In medical diagnosis and in physiologic evaluation it is desirable to precisely quantitate respiratory flow over time. The usual methods employ a mouthpiece or a mask. These devices are not always tolerated by subjects (or patients) and even if tolerated, they interfere with respiration, the very parameter being measured. In addition, mouthpieces and masks limit freedom of movement, are inconvenient and uncomfortable, particularly when used over extended times.
These problems have been overcome by quantitating respiratory volume changes by measuring the movement of the rib cage and abdomen as a reflection of changes in lung volume. Two pairs of magnetometers have been placed on the surface of the rib cage and abdomen to quantitate anterior-posterior distance change. The magnetometer pairs produce a voltage proportional to their separation.
In addition a technique has been described that measures the movement of the rib cage and abdomen using insulated wire, held closely encircling the torso, whose inductance changes are proportional to the cross sectional area enclosed.

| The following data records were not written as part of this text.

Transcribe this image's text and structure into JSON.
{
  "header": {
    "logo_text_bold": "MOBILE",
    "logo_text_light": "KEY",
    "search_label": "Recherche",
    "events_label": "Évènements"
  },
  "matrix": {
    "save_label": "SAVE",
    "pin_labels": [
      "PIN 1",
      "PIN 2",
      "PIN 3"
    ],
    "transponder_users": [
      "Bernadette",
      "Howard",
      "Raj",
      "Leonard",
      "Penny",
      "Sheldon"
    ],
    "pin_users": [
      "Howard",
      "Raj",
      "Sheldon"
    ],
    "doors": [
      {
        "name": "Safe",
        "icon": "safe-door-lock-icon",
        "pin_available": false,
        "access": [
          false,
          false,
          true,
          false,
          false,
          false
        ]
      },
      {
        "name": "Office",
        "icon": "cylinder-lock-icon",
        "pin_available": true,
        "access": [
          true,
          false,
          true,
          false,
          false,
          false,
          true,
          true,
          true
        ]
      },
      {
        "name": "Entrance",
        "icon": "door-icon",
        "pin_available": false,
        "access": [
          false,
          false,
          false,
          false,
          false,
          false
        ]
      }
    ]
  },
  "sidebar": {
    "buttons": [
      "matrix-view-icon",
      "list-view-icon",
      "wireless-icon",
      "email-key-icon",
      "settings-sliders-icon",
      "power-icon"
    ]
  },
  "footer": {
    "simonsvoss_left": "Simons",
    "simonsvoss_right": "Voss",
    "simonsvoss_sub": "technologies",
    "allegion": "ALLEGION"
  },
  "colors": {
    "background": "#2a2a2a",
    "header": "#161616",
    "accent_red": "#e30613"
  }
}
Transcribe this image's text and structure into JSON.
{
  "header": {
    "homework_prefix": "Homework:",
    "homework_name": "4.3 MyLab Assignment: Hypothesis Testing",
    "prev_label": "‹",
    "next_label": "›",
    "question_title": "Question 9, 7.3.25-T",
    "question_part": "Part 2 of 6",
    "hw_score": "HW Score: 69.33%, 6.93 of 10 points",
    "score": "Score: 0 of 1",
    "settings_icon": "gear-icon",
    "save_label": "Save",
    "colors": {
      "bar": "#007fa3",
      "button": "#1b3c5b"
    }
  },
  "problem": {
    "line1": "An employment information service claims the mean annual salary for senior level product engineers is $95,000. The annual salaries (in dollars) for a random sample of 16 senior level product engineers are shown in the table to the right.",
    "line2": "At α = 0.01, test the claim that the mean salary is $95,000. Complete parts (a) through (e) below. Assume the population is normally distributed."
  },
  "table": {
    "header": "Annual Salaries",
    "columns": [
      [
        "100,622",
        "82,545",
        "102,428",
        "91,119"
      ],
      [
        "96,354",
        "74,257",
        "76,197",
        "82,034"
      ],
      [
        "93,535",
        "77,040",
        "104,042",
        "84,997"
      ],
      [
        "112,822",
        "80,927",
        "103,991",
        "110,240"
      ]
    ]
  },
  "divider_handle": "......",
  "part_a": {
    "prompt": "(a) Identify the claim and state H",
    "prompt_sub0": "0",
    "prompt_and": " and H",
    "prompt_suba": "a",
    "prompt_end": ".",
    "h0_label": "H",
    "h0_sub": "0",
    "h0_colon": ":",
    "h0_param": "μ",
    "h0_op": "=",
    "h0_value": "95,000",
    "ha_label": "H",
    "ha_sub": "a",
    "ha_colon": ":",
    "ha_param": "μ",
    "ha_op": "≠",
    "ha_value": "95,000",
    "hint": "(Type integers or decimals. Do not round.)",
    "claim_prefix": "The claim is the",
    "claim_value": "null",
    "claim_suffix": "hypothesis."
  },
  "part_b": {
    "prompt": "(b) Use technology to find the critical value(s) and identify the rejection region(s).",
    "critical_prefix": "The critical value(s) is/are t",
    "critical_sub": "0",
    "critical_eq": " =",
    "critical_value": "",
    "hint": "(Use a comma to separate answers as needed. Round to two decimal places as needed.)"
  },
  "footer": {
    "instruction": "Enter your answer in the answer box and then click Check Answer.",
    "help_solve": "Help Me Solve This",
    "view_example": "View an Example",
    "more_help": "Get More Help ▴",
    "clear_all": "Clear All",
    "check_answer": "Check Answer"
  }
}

This variable inductance is connected to a variable frequency LC oscillator which is in turn connected to a frequency to voltage convertor giving a voltage proportional to cross sectional area of the torso.
In both of these techniques the two voltages (from rib cage and abdomen) must be calibrated, i.e., they are properly weighted and summed to give a voltage proportional to instantaneous lung volume. The mathematical formulation of the calibration is in both instances based on the publication of Konno and Mead.
To measure rib cage or abdominal expansion, a moment actuated piezoelectric crystal pulled by an elastic belt worn around the chest or abdomen has been described in Reibold, U.S. Pat. No. 3,782,368. Other devices including strain gauges, mercury filled silastic rubber, pneumatic tubes, and tissue electrical impedance have been used. All of these devices are qualitative relative to actual dimension change. They either fail to be linear or fail to follow dimensional changes instantaneously.
The magnetometer technique requires bulky apparatus and undesirable limitation on the activity and movement of the subject. The inductance technique has a limited response time. It is further limited by the sensitivity of the LC oscillator to electric connection. The sensitivity of calibration is limited by movement of the inductance wire on the torso.
The Reibold moment piezoelectric crystal fails to provide means for a quantitative measurement. It is sensitive to position around the body and to distortion of the elastic belt. It requires significant limitation on the activity and movement of the subject, e.g., turning in bed. Finally, baseline drift requires predetermined and constant static belt tension.